舞台『画狂人 北斎』を手掛けた宮本亞門…「この作品には、老害や終活っていうものは無い。ポジティブなこと、みんなどう生きるかがテーマ」
本作は、浮世絵師・葛飾北斎と娘・お栄の親子関係を軸にしたもの。そこでは、有名高貴な画家という観点ではなく、そこら辺りにいる変なおっさんというおもしろ目線でも北斎をとらえていて、お栄を始めとする北斎に圧倒的な影響と受けた江戸、そして、現代の人間たちの人生模様も届けられる。
宮本氏は「この作品には、老害や終活っていうものは無い。ポジティブなこと、みんなどう生きるかがテーマ。素晴らしいじゃないですか」といい、観客に届けたいものを強くアピールした。

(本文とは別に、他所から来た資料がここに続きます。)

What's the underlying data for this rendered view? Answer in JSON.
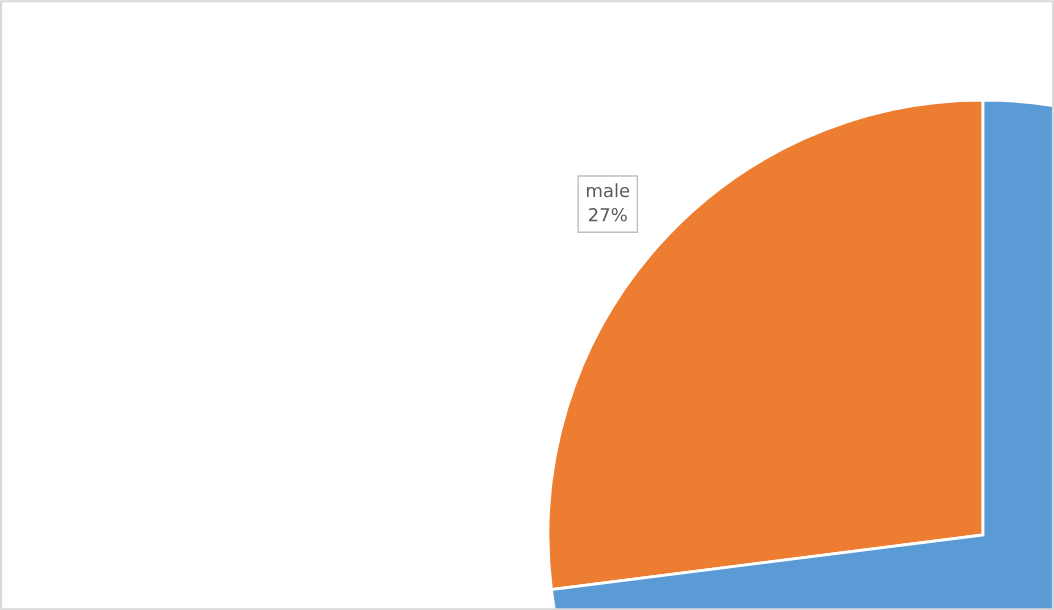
{
  "chart_data": {
    "type": "pie",
    "categories": [
      "male",
      null
    ],
    "values": [
      27,
      73
    ],
    "colors": [
      "#ed7d31",
      "#5b9bd5"
    ],
    "value_labels": [
      "27%",
      null
    ]
  }
}
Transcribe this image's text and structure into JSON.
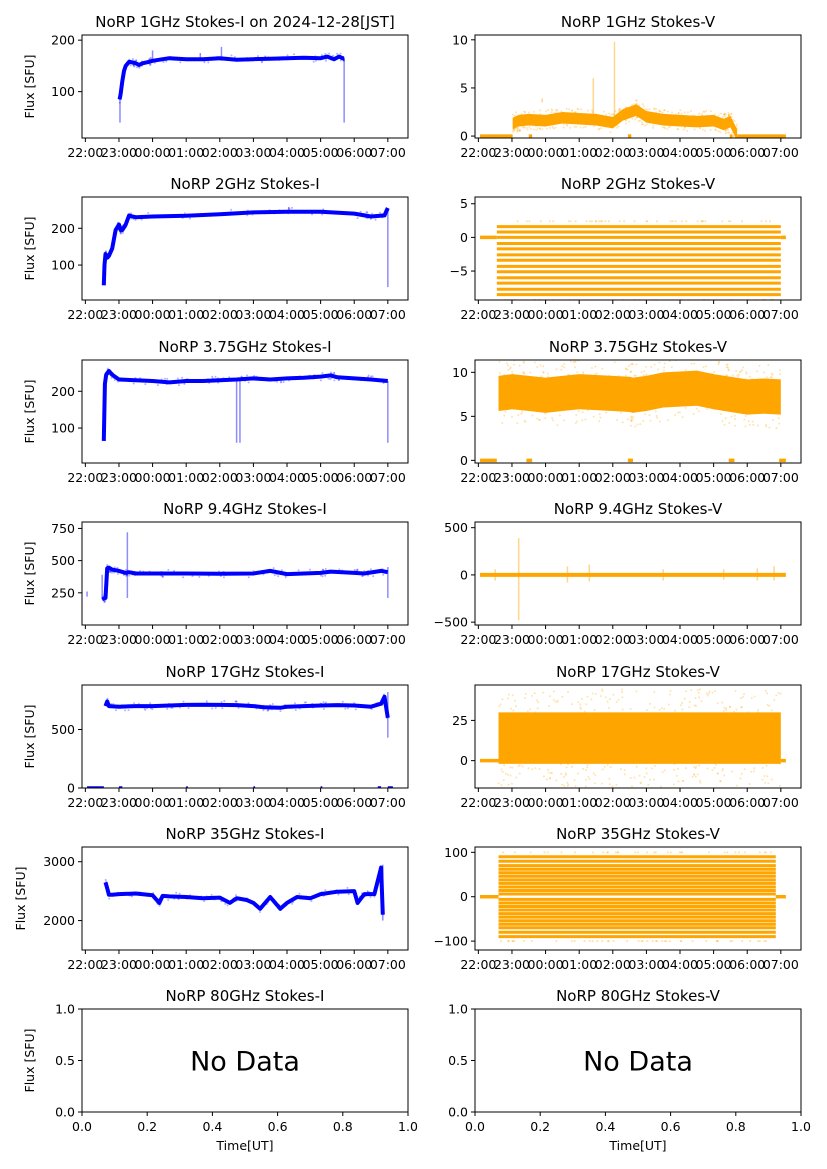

葛飾北斎は変人と評価され、当時ではあり得なかった90年という長き人生。北斎を演じる西岡は「自分の人生がこれでイイなんて諦める必要は無いです」と共感しつつ「もし、リタイアして何もやることないと思っている方が見に来てくださったなら、俺も何かあったかもしれねえな、ちょっと探してみようとキッカケになるかもしれません。残念ながら肉体は、どんどん朽ち果てていくわけですが、もう本当に最後死ぬまで、前向きになって倒れていきたいと、私も影響を受けています」としみじみ語っていた。
舞台『画狂人 北斎−2023−』は、ここ墨田区のプレビュー公演(2月2日、2月3日)を皮切りに、札幌、京都、広島、石川、大阪(枚方・池田・吹田)、鹿児島、福岡、秋田、長野を経て、東京凱旋(3月22日から26日)の紀伊國屋ホールまで、約2か月間に渡り、全国13カ所25回公演を実施する。